Accessing Data Stored in Azure Data Lake Store (ADLS) through Spark

To access data stored in Azure Data Lake Store (ADLS) from Spark applications, you use Hadoop file APIs (SparkContext.hadoopFile, JavaHadoopRDD.saveAsHadoopFile, SparkContext.newAPIHadoopRDD, and JavaHadoopRDD.saveAsNewAPIHadoopFile) for reading and writing RDDs, providing URLs of the form:

adl://your_account.azuredatalakestore.net/rest_of_directory_path

You can read and write Spark SQL DataFrames using the Data Source API.

Specifying Credentials to Access ADLS from Spark

You can access ADLS from Spark by the methods described in Configuring ADLS Connectivity.

Examples of Accessing ADLS Data from Spark

The following examples demonstrate basic patterns of accessing data in ADLS using Spark. The examples show the setup steps, application code, and input and output files located in ADLS.

Reading and Writing Text Files From and To ADLS

  1. Specify ADLS credentials.
  2. Perform the word count application on a sonnets.txt file stored in ADLS:
    scala> val sonnets = sc.textFile("adl://sparkdemo.azuredatalakestore.net/sonnets.txt")
    scala> val counts = sonnets.flatMap(line => line.split(" ")).map(word => (word, 1)).reduceByKey(_ + _)
    scala> counts.saveAsTextFile("adl://sparkdemo.azuredatalakestore.net/output")

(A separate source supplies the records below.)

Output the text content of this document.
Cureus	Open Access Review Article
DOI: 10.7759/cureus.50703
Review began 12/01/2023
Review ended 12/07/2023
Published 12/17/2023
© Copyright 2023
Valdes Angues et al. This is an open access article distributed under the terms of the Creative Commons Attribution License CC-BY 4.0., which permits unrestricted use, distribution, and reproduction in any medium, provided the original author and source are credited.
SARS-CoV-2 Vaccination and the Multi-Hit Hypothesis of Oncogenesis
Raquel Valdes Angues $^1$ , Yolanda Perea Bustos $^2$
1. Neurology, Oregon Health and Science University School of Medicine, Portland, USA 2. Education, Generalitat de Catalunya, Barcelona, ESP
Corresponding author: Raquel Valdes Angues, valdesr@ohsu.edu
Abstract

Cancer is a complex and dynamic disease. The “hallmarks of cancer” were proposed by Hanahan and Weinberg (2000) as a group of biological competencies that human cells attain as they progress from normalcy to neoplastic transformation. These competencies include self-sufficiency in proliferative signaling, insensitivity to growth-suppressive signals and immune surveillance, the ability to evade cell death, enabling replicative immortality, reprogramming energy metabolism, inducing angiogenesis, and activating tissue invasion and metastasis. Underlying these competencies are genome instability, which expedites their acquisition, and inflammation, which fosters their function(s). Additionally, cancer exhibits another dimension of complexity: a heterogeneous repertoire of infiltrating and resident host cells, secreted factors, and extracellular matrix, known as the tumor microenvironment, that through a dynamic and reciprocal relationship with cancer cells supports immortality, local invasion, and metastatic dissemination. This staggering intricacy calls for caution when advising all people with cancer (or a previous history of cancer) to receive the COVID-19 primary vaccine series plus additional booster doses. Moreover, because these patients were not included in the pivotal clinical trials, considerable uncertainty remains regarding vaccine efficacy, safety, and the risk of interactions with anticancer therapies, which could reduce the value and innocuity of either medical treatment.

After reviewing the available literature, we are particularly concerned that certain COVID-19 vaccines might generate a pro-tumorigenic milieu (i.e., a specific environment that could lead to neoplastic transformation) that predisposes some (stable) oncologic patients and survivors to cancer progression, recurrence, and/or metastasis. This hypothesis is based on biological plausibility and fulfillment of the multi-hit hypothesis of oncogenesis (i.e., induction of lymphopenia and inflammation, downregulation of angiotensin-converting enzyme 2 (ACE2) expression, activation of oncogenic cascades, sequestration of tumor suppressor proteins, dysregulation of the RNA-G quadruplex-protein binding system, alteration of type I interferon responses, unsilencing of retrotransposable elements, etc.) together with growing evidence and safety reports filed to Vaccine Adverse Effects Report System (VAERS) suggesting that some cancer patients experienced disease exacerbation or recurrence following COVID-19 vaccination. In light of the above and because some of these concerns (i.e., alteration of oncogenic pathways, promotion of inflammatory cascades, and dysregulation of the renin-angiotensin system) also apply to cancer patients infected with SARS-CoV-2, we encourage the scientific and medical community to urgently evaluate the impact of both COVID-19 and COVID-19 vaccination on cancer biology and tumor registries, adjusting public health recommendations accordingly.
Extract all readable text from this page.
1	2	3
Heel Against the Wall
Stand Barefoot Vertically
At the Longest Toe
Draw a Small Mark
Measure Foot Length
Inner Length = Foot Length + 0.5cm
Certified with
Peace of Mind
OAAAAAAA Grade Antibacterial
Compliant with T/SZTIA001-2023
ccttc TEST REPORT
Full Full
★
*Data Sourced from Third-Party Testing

    Yielding the output in the output subdirectory:

    _SUCCESS
    part-00000
    part-00001
    

Reading and Writing Data Sources From and To ADLS

The following example illustrates how to read a text file from ADLS into an RDD, convert the RDD to a DataFrame, and then use the Data Source API to write the DataFrame into a Parquet file on ADLS:

  1. Specify ADLS credentials.
  2. Read a text file in ADLS:
    scala> val sample_07 = sc.textFile("adl://sparkdemo.azuredatalakestore.net/sample_07.csv")
  3. Map lines into columns:
    scala> import org.apache.spark.sql.Row
    scala> val rdd_07 = sample_07.map(_.split('\t')).map(e ⇒ Row(e(0), e(1), e(2).trim.toInt, e(3).trim.toInt))
  4. Create a schema and apply to the RDD to create a DataFrame:
    scala> import org.apache.spark.sql.types.{StructType, StructField, StringType, IntegerType};
    scala> val schema = StructType(Array(
      StructField("code",StringType,false),
      StructField("description",StringType,false),
      StructField("total_emp",IntegerType,false),
      StructField("salary",IntegerType,false)))
    
    scala> val df_07 = sqlContext.createDataFrame(rdd_07,schema)
  5. Write DataFrame to a Parquet file:
    scala> df_07.write.parquet("adl://sparkdemo.azuredatalakestore.net/sample_07.parquet")
    The files are compressed with the default gzip compression.